Preparing to Convert

We will be using PowerShell to do the conversion. Keep in mind, the necessary cmdlet is only available in the latest version of the PowerShell modules. Make sure you update the Azure PowerShell modules on your PC before you proceed. You will need to reboot if this is the first time you have installed the modules.

We will be using a cmdlet called ConvertTo-AzureRmVMManagedDisk to do the conversion. If this cmdlet is not available on your PC, then try updating your ARM Compute module with the below command in an elevated PowerShell window. Note that I wrote this article on February 18th.  Therefore, you probably will not need to run the below command after the next update to the ARM PowerShell modules installer but here it is just in case.

Install-Module AzureRM.Compute -RequiredVersion 2.6.0 -AllowClobber

Converting the Disks

You can use the following small PowerShell script to convert the disks of a virtual machine from unmanaged disks to Managed Disks.

$ResourceGroupName = "rg-petri3"
$VMName = "vm-petri3"
$SubscriptionID = "1a2b3c45-aa12-1a23-12a3-a1bcdefg345h"
Login-AzureRmAccount
Select-AzureRmSubscription -SubscriptionId $SubscriptionID
Stop-AzureRmVM -ResourceGroupName $ResourceGroupName -Name $VMName -Force
ConvertTo-AzureRmVMManagedDisk -ResourceGroupName $ResourceGroupName -VMName $VMName

 
The first section of the script prepares three variables to store information about your environment:

  • ResourceGroupName: The name of the resource group that contains the virtual machine you wish to convert to use Managed Disks
  • VMName: The name of the virtual machine in question
  • SubscriptionID: The GUID of the subscription that contains the resource group and the virtual machine

The first command will request your login credentials so that the current PowerShell session can sign you into your account.
The second line selects the subscription that contains the machine/disks that you wish to convert. I included this line because many people have access to more than one subscription when they sign in. We need to select the correct active subscription.
You cannot convert a virtual machine’s disks to Managed Disks without shutting it down first.
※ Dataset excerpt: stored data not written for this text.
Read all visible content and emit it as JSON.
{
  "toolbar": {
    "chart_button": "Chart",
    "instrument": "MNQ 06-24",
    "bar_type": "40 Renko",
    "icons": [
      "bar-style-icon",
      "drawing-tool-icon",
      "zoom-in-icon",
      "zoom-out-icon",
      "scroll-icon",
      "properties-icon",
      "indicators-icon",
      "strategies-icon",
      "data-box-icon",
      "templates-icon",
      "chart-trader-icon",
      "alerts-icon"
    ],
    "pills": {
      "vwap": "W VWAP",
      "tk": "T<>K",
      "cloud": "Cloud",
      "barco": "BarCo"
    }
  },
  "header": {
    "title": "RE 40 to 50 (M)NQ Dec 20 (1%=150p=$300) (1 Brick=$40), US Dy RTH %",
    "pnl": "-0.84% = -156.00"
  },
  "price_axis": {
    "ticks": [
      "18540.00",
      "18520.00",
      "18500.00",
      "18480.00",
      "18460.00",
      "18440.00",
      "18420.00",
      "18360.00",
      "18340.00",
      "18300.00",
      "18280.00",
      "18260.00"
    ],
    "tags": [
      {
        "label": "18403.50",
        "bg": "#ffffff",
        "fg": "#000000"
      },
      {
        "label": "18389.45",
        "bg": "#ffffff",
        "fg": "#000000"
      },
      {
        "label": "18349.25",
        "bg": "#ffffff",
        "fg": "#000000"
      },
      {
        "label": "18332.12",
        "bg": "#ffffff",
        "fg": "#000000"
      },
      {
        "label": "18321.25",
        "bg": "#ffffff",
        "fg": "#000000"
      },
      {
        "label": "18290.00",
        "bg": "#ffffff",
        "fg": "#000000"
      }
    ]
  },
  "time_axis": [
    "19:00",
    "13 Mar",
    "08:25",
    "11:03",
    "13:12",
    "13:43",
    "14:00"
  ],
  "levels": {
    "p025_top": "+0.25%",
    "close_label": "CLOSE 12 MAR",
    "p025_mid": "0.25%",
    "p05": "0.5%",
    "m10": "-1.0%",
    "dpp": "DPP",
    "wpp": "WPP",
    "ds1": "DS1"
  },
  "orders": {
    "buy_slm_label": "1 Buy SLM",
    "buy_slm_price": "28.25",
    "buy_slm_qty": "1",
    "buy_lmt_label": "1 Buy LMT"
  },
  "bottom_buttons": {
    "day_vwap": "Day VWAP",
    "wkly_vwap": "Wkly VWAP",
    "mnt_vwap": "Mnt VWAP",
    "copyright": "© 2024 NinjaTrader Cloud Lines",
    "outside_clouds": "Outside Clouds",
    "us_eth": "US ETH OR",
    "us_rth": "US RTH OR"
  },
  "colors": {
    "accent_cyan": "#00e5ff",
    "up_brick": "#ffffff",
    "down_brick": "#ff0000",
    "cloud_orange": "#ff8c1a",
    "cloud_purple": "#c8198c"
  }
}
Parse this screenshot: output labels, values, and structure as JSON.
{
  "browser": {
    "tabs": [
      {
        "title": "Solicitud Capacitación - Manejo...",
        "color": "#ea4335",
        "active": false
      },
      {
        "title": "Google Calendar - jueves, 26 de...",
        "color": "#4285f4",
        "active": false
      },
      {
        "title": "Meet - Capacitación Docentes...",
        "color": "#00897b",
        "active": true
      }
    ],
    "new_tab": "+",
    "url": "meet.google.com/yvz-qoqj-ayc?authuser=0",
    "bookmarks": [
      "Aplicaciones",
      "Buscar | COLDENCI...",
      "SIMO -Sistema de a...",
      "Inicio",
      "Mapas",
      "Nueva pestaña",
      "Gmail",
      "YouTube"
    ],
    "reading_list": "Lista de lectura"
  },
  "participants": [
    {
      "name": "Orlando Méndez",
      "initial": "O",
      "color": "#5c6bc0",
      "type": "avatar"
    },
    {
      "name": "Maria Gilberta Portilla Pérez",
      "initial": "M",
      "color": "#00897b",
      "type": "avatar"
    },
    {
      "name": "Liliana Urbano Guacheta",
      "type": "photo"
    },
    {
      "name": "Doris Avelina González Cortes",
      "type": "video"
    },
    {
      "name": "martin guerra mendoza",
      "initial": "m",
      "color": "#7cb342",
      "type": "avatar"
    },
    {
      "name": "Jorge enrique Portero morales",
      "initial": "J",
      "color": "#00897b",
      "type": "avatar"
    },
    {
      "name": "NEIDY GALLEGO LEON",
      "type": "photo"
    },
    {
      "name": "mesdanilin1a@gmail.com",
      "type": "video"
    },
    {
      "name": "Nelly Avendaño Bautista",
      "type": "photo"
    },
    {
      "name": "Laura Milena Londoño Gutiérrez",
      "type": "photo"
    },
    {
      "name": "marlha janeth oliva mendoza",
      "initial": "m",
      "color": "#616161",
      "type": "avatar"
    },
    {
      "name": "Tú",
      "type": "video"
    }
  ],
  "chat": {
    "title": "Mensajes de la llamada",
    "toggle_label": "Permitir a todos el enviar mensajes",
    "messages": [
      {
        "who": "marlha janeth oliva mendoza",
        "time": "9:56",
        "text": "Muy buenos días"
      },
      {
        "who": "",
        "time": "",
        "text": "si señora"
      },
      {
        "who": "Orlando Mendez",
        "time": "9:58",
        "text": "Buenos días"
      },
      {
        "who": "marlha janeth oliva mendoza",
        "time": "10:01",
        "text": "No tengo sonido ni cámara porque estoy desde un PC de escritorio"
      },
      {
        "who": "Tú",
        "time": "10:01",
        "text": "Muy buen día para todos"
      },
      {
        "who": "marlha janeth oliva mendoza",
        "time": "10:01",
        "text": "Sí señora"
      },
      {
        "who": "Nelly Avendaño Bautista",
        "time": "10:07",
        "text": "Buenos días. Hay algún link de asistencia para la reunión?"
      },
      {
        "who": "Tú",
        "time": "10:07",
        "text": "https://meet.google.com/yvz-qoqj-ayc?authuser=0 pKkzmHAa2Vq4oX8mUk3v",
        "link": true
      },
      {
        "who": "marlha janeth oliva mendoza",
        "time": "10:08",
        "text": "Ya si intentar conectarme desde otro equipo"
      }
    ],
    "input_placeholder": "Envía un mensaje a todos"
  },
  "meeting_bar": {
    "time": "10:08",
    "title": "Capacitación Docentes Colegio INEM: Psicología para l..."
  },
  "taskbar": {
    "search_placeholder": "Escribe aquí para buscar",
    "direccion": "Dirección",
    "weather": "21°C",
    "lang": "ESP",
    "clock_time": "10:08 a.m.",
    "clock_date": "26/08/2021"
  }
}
I use the resource group name and the virtual machine name with Stop-AzureRMVM to shut the desired machine down.
The final step, ConvertTo-AzureRmVMManagedDisk, uses the resource group name and the virtual machine name to start the conversion of the machine’s disks.
The virtual machine is automatically started up again. At this time, the locks on the original virtual hard disk blobs in the storage account are released. Once you are happy with the conversion, you can delete the original blobs. If the storage account is not being used for anything else (such as other virtual machines or virtual machine diagnostics), then you can delete the storage account.

The Azure virtual machine after conversion to Managed Disks [Image Credit: Aidan Finn]
The Azure Virtual Machine After Conversion to Managed Disks [Image Credit: Aidan Finn]
 
From the time I started the script to completion, it took approximately 5 minutes to convert my demo lab machine. Please note, the virtual machine was in a running state.

What About Availability Sets?

This post showed you a very simple example with a virtual machine that is not in an availability set. I’ll show you how to convert virtual machines in an availability set in a later post.